The VRAM amount per $ is good, fair enough, but:
Why not use GDDR7, it offers 3 GB per chip density, then this GPU, using the same chip (well, the chip would need to have GDDR7 PHY, of course), could have 48 GB VRAM:
256-bit/32-bit per chip = 8 chips, 8 chips * 3 GB per chip = 24 GB VRAM, 24 GB VRAM * 2 (chips on both sides of the PCB) = 48 GB VRAM and the memory bandwidth would also be 30% higher, because it's GDDR7 and not GDDR6.
Alternative calculation: 32 GB VRAM * 1.5 (3 GB per chip, instead of the current 2 GB) = 48 GB VRAM.
Frankly, when it comes to AI/LLMs, I'm not interested in 32 GB VRAM GPUs..and I said this over 1 year ago.
Let's see if NVIDIA releases a consumer 48 GB VRAM GPU in the RTX 60 series (probably not, but NVIDIA released a RTX PRO 6000 Blackwell GPU with 96 GB VRAM, which I also didn't expect).
Quoteaimed at AI LLM training / inference without providing specific performance info in the initial press release.
(en.wikipedia.org/wiki/GeForce_RTX_50_series#Desktop, en.wikipedia.org/wiki/Intel_Arc#Workstation_2)
- RTX 5090: 1792 GB/s = 512-bit * 28 Gb/s / 8.
- B70 Pro / B65 Pro: 608 GB/s = 256-bit * 19 Gb/s / 8.
So a consumer 5090 has a 3 times faster memory bandwidth and CUDA, of course.
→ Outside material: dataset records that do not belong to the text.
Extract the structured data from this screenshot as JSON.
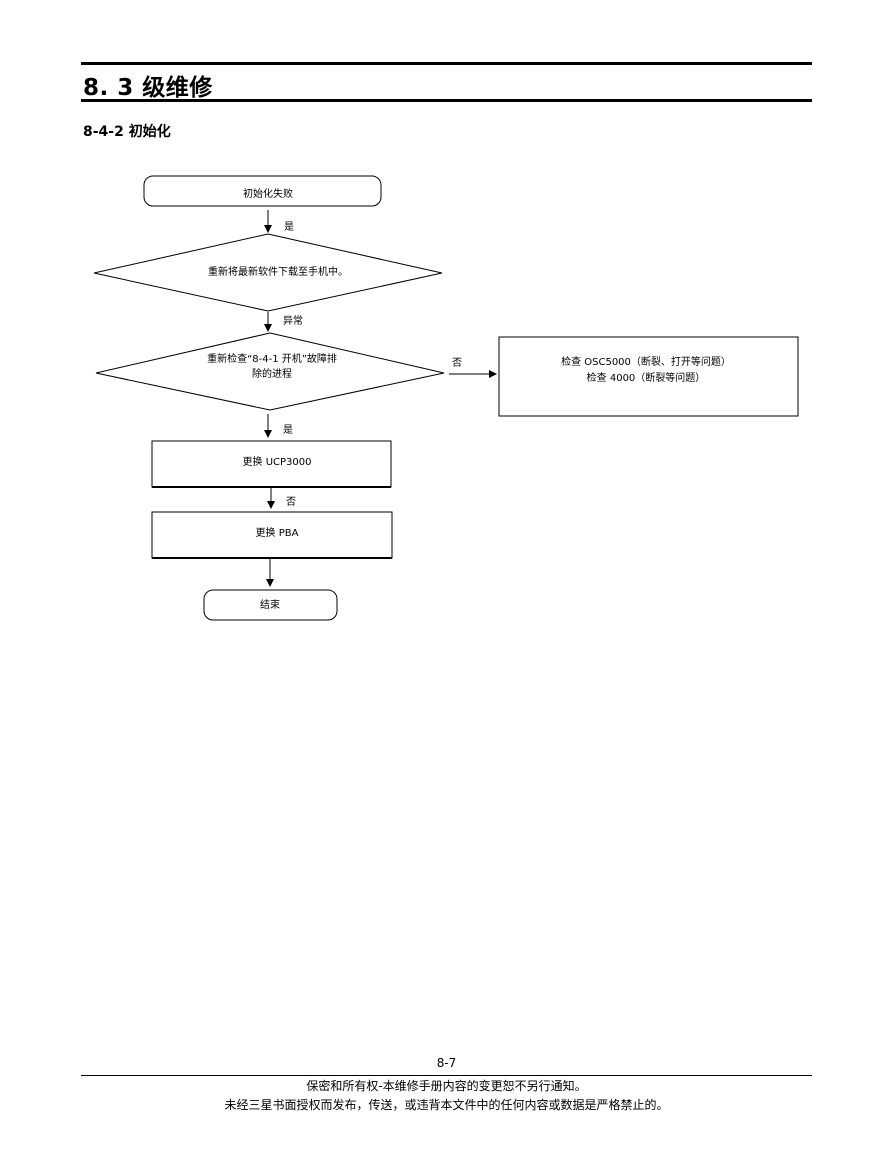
{
  "header": {
    "section_title": "8. 3 级维修",
    "subsection_title": "8-4-2  初始化"
  },
  "flowchart": {
    "nodes": {
      "start": "初始化失败",
      "download": "重新将最新软件下载至手机中。",
      "check_line1": "重新检查“8-4-1 开机”故障排",
      "check_line2": "除的进程",
      "side_line1": "检查  OSC5000（断裂、打开等问题）",
      "side_line2": "检查 4000（断裂等问题）",
      "replace_ucp": "更换    UCP3000",
      "replace_pba": "更换  PBA",
      "end": "结束"
    },
    "edges": {
      "start_to_download": "是",
      "download_to_check": "异常",
      "check_to_side": "否",
      "check_to_ucp": "是",
      "ucp_to_pba": "否"
    }
  },
  "footer": {
    "page_number": "8-7",
    "line1": "保密和所有权-本维修手册内容的变更恕不另行通知。",
    "line2": "未经三星书面授权而发布，传送，或违背本文件中的任何内容或数据是严格禁止的。"
  }
}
The big thing these B70/B65 could have had for them is having 48 GB VRAM.
For inferencing these are probably fine (if already supported by the usual inferening apps, like llama.cpp) (I know NV works using Vulkan just fine (~20% slower than using CUDA)), but then again, a 5090 has 3x the token generation and also much higher prompt processing.